GCC and Clang are the only compilers that work. There used to be support for icc as well, but compiler-specific tweaks are required for every compiler, and it was not worth the effort.

Comment Re:rent (Score 2) 67

In the theory of games its called unconscious collusion.

In tournament poker in a 3-way hand, when one player is all in, it is common practice for the other two hands to then check it down, making sure that both of their hands have a chance to beat the all-in player knocking them out of the tournament...

Nobody agreed to this before-hand. The collusion is emergent.

Comment 'Galcial Rebound' is the best guess. (Score 1) 118

last ice age, there was heaps of ice around the poles, and that ice has mass. Over time, gravity pulled that mass down, which caused the ice free equator to bulge up. Then the ice age ended and the ice went away, and ever since then the planet has been adjusting - the equator pulling down and the poles raising up. Like the spinning ice skater pulling her arms in, the equator pulling in speeds the planet's spin up.

But if this was the case, why hasn't this been a steady speed up over the last hundred years? Why the steady slow down, then sudden speed up? Global warming comes to mind, as it does in everything, but the mass of glacial ice lost is too small and too recent to be having this effect, surely?

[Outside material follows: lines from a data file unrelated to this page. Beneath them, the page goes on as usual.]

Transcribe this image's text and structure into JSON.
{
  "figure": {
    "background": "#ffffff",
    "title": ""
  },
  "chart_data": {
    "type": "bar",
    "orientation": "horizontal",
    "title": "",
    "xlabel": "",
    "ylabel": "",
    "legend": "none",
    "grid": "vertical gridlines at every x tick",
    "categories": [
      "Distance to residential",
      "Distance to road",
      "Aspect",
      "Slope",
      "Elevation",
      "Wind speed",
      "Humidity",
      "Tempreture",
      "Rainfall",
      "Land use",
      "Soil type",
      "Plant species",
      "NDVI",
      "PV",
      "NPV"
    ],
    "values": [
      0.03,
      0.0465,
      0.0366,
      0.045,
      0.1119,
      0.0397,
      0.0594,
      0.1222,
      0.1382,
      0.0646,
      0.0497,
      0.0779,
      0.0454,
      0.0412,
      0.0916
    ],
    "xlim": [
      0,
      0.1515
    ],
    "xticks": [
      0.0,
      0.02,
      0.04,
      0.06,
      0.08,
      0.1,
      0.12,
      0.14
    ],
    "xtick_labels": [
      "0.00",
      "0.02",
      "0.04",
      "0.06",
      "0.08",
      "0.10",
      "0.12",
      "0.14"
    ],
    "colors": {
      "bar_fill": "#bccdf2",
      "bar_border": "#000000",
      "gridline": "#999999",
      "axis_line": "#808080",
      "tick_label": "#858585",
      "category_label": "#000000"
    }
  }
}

Everyone's pretty confident that this anomalous speed up will end soon, and we'll return to the expected steady deceleration.

Comment I agree to let the error drift up... (Score 1) 118

Because we know the Earth to be slowing in the long term, so an increase is speed has to be a short-term glitch. How short term? I don't see it stretching beyond a second , unlikely to stretch to tens of seconds, and a UTC/UT1 difference of even 10 seconds is unlikely to be problematic.

On the other hand, we've only had clocks accurate enough to measure this for under 100 years, so saying that we understand Earth's rotation might be a stretch.

Comment Re:Privacy Loss and Notyourcomputer Has Jumped Sha (Score 1) 127

The digital world is chasing something.

Unfortunately that something is mostly decided by marketing and fetish.

How many millions of lines of code are required to render this post on your screen? Apply that to all webified apps, even the ones that run locally.

We are so far removed from the metal at this point, the only rational direction is backwards.